Groups | Search | Server Info | Keyboard shortcuts | Login | Register [http] [https] [nntp] [nntps]


Groups > comp.lang.python > #93889 > unrolled thread

Mapping, with sequence as key, wildcard and subsequence matching

Started byBen Finney <ben+python@benfinney.id.au>
First post2015-07-16 11:51 +1000
Last post2015-07-16 09:53 +0300
Articles 8 — 5 participants

Back to article view | Back to comp.lang.python


Contents

  Mapping, with sequence as key, wildcard and subsequence matching Ben Finney <ben+python@benfinney.id.au> - 2015-07-16 11:51 +1000
    Re: Mapping, with sequence as key, wildcard and subsequence matching Steven D'Aprano <steve@pearwood.info> - 2015-07-16 14:01 +1000
      Re: Mapping, with sequence as key, wildcard and subsequence matching Ben Finney <ben+python@benfinney.id.au> - 2015-07-16 15:53 +1000
      Re: Mapping, with sequence as key, wildcard and subsequence matching Ethan Furman <ethan@stoneleaf.us> - 2015-07-15 23:31 -0700
      Re: Mapping, with sequence as key, wildcard and subsequence matching Ben Finney <ben+python@benfinney.id.au> - 2015-07-16 16:37 +1000
      Re: Mapping, with sequence as key, wildcard and subsequence matching Mark Lawrence <breamoreboy@yahoo.co.uk> - 2015-07-16 08:09 +0100
      Re: Mapping, with sequence as key, wildcard and subsequence matching Mark Lawrence <breamoreboy@yahoo.co.uk> - 2015-07-16 08:24 +0100
    Re: Mapping, with sequence as key, wildcard and subsequence matching Marko Rauhamaa <marko@pacujo.net> - 2015-07-16 09:53 +0300

#93889 — Mapping, with sequence as key, wildcard and subsequence matching

FromBen Finney <ben+python@benfinney.id.au>
Date2015-07-16 11:51 +1000
SubjectMapping, with sequence as key, wildcard and subsequence matching
Message-ID<mailman.552.1437011478.3674.python-list@python.org>
Howdy all,

What well-defined data type exists with the following properties:

* Mapping, key → value.

* Each key is a sequence (e.g. `tuple`) of items such as text strings.

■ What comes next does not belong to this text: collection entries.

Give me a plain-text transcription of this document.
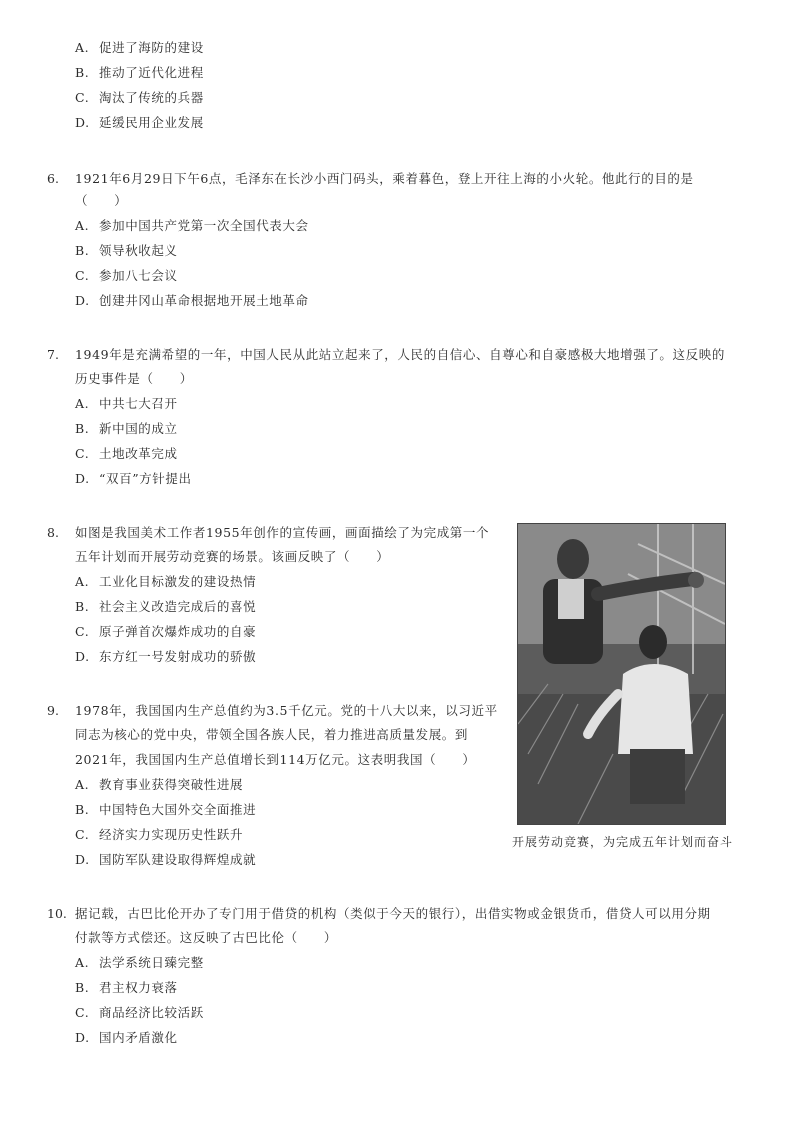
A. 促进了海防的建设
B. 推动了近代化进程
C. 淘汰了传统的兵器
D. 延缓民用企业发展
6. 1921年6月29日下午6点，毛泽东在长沙小西门码头，乘着暮色，登上开往上海的小火轮。他此行的目的是
（　　）
A. 参加中国共产党第一次全国代表大会
B. 领导秋收起义
C. 参加八七会议
D. 创建井冈山革命根据地开展土地革命
7. 1949年是充满希望的一年，中国人民从此站立起来了，人民的自信心、自尊心和自豪感极大地增强了。这反映的
历史事件是（　　）
A. 中共七大召开
B. 新中国的成立
C. 土地改革完成
D. “双百”方针提出
8. 如图是我国美术工作者1955年创作的宣传画，画面描绘了为完成第一个
五年计划而开展劳动竞赛的场景。该画反映了（　　）
A. 工业化目标激发的建设热情
B. 社会主义改造完成后的喜悦
C. 原子弹首次爆炸成功的自豪
D. 东方红一号发射成功的骄傲
9. 1978年，我国国内生产总值约为3.5千亿元。党的十八大以来，以习近平
同志为核心的党中央，带领全国各族人民，着力推进高质量发展。到
2021年，我国国内生产总值增长到114万亿元。这表明我国（　　）
A. 教育事业获得突破性进展
B. 中国特色大国外交全面推进
C. 经济实力实现历史性跃升
D. 国防军队建设取得辉煌成就
开展劳动竞赛，为完成五年计划而奋斗
10. 据记载，古巴比伦开办了专门用于借贷的机构（类似于今天的银行），出借实物或金银货币，借贷人可以用分期
付款等方式偿还。这反映了古巴比伦（　　）
A. 法学系统日臻完整
B. 君主权力衰落
C. 商品经济比较活跃
D. 国内矛盾激化
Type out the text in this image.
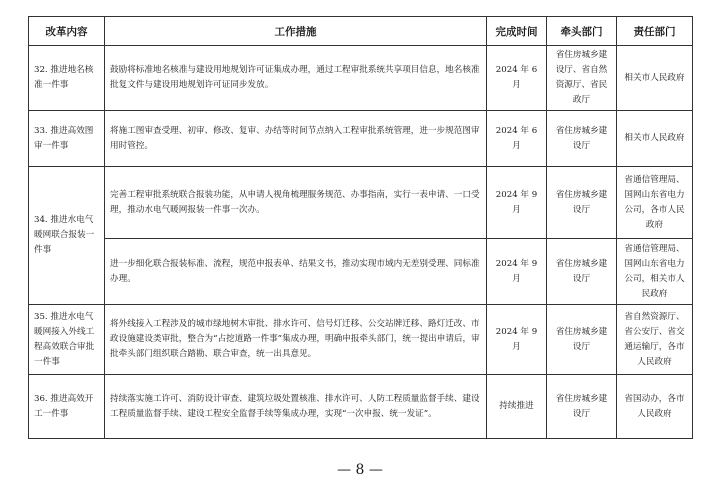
改革内容	工作措施	完成时间	牵头部门	责任部门
32. 推进地名核准一件事	鼓励将标准地名核准与建设用地规划许可证集成办理，通过工程审批系统共享项目信息，地名核准批复文件与建设用地规划许可证同步发放。	2024 年 6 月	省住房城乡建设厅、省自然资源厅、省民政厅	相关市人民政府
33. 推进高效图审一件事	将施工图审查受理、初审、修改、复审、办结等时间节点纳入工程审批系统管理，进一步规范图审用时管控。	2024 年 6 月	省住房城乡建设厅	相关市人民政府
34. 推进水电气暖网联合报装一件事	完善工程审批系统联合报装功能，从申请人视角梳理服务规范、办事指南，实行一表申请、一口受理，推动水电气暖网报装一件事一次办。	2024 年 9 月	省住房城乡建设厅	省通信管理局、国网山东省电力公司，各市人民政府
	进一步细化联合报装标准、流程，规范申报表单、结果文书，推动实现市域内无差别受理、同标准办理。	2024 年 9 月	省住房城乡建设厅	省通信管理局、国网山东省电力公司，相关市人民政府
35. 推进水电气暖网接入外线工程高效联合审批一件事	将外线接入工程涉及的城市绿地树木审批、排水许可、信号灯迁移、公交站牌迁移、路灯迁改、市政设施建设类审批，整合为“占挖道路一件事”集成办理，明确申报牵头部门，统一提出申请后，审批牵头部门组织联合踏勘、联合审查，统一出具意见。	2024 年 9 月	省住房城乡建设厅	省自然资源厅、省公安厅、省交通运输厅，各市人民政府
36. 推进高效开工一件事	持续落实施工许可、消防设计审查、建筑垃圾处置核准、排水许可、人防工程质量监督手续、建设工程质量监督手续、建设工程安全监督手续等集成办理，实现“一次申报、统一发证”。	持续推进	省住房城乡建设厅	省国动办，各市人民政府
— 8 —
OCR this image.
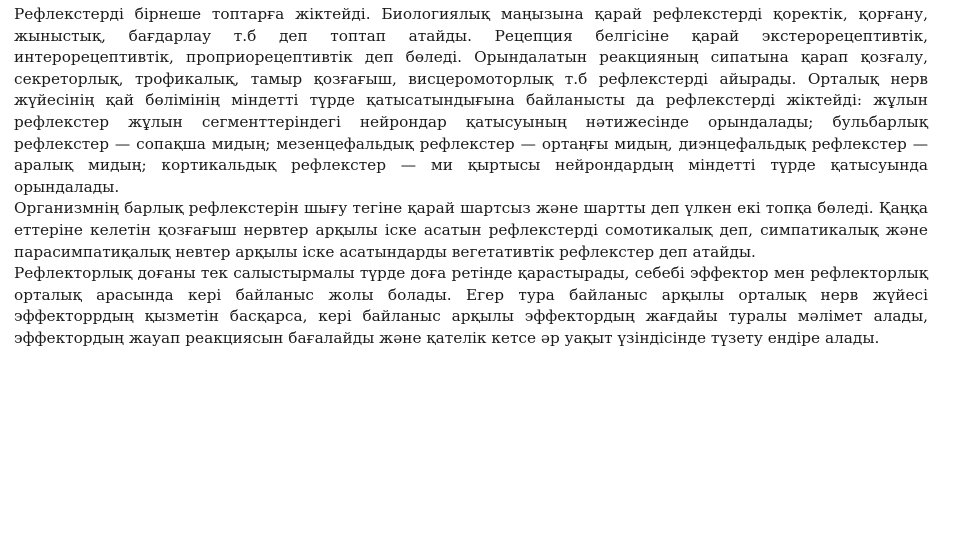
Рефлекстерді бірнеше топтарға жіктейді. Биологиялық маңызына қарай рефлекстерді қоректік, қорғану, жыныстық, бағдарлау т.б деп топтап атайды. Рецепция белгісіне қарай экстерорецептивтік, интерорецептивтік, проприорецептивтік деп бөледі. Орындалатын реакцияның сипатына қарап қозғалу, секреторлық, трофикалық, тамыр қозғағыш, висцеромоторлық т.б рефлекстерді айырады. Орталық нерв жүйесінің қай бөлімінің міндетті түрде қатысатындығына байланысты да рефлекстерді жіктейді: жұлын рефлекстер жұлын сегменттеріндегі нейрондар қатысуының нәтижесінде орындалады; бульбарлық рефлекстер — сопақша мидың; мезенцефальдық рефлекстер — ортаңғы мидың, диэнцефальдық рефлекстер — аралық мидың; кортикальдық рефлекстер — ми қыртысы нейрондардың міндетті түрде қатысуында орындалады.

Организмнің барлық рефлекстерін шығу тегіне қарай шартсыз және шартты деп үлкен екі топқа бөледі. Қаңқа еттеріне келетін қозғағыш нервтер арқылы іске асатын рефлекстерді сомотикалық деп, симпатикалық және парасимпатиқалық невтер арқылы іске асатындарды вегетативтік рефлекстер деп атайды.

Рефлекторлық доғаны тек салыстырмалы түрде доға ретінде қарастырады, себебі эффектор мен рефлекторлық орталық арасында кері байланыс жолы болады. Егер тура байланыс арқылы орталық нерв жүйесі эффекторрдың қызметін басқарса, кері байланыс арқылы эффектордың жағдайы туралы мәлімет алады, эффектордың жауап реакциясын бағалайды және қателік кетсе әр уақыт үзіндісінде түзету ендіре алады.
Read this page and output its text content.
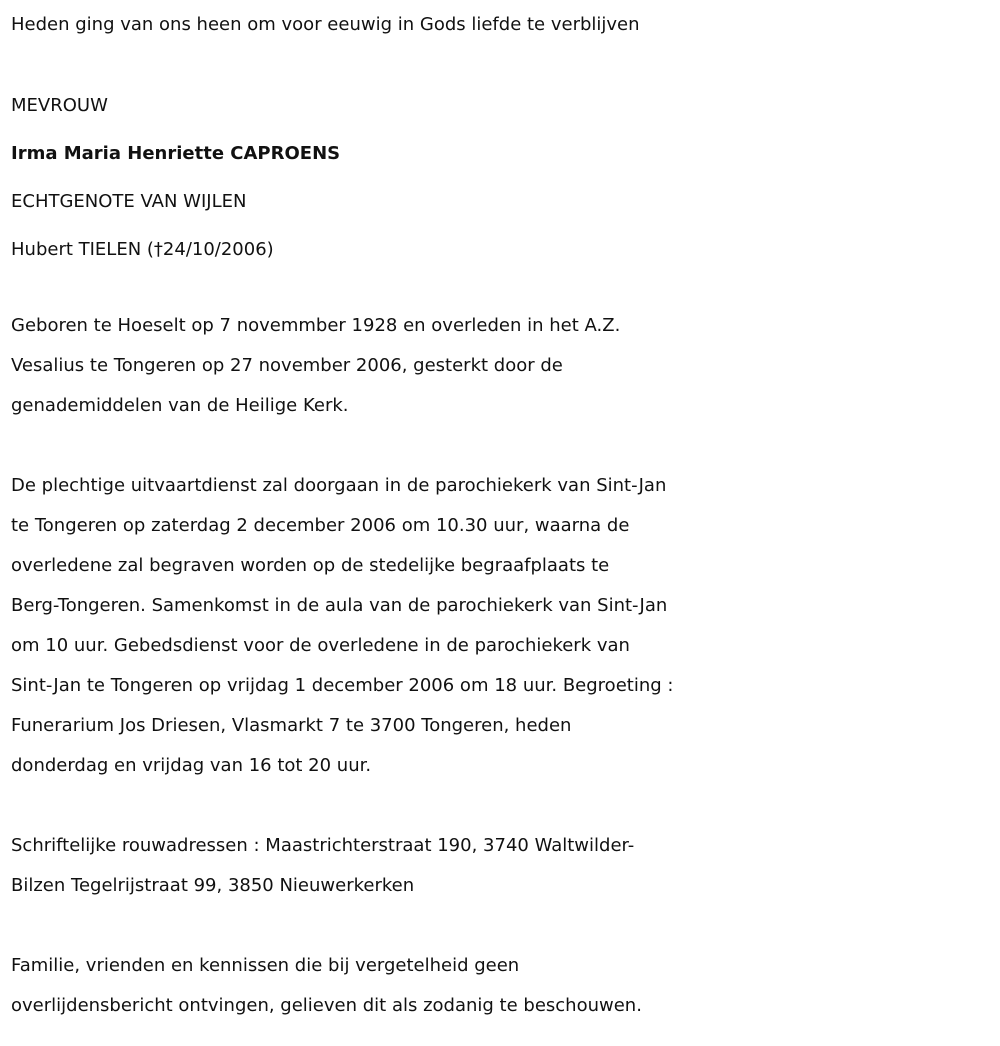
Heden ging van ons heen om voor eeuwig in Gods liefde te verblijven
MEVROUW
Irma Maria Henriette CAPROENS
ECHTGENOTE VAN WIJLEN
Hubert TIELEN (†24/10/2006)
Geboren te Hoeselt op 7 novemmber 1928 en overleden in het A.Z.
Vesalius te Tongeren op 27 november 2006, gesterkt door de
genademiddelen van de Heilige Kerk.
De plechtige uitvaartdienst zal doorgaan in de parochiekerk van Sint-Jan
te Tongeren op zaterdag 2 december 2006 om 10.30 uur, waarna de
overledene zal begraven worden op de stedelijke begraafplaats te
Berg-Tongeren. Samenkomst in de aula van de parochiekerk van Sint-Jan
om 10 uur. Gebedsdienst voor de overledene in de parochiekerk van
Sint-Jan te Tongeren op vrijdag 1 december 2006 om 18 uur. Begroeting :
Funerarium Jos Driesen, Vlasmarkt 7 te 3700 Tongeren, heden
donderdag en vrijdag van 16 tot 20 uur.
Schriftelijke rouwadressen : Maastrichterstraat 190, 3740 Waltwilder-
Bilzen Tegelrijstraat 99, 3850 Nieuwerkerken
Familie, vrienden en kennissen die bij vergetelheid geen
overlijdensbericht ontvingen, gelieven dit als zodanig te beschouwen.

* Items in a key may be the sentinel `ANY` value, which will match any
  value at that position.

* A key may specify that it will match *only* sequences of the same
  length.

* A key may specify that it will match sequences with arbitrarily many
  additional unspecified items.

If it matters: I'm using Python 2 to implement this.


The “match any item” type is simple enough; I'm aware of the
`unittest.mock.ANY` sentinel, and that meets my needs.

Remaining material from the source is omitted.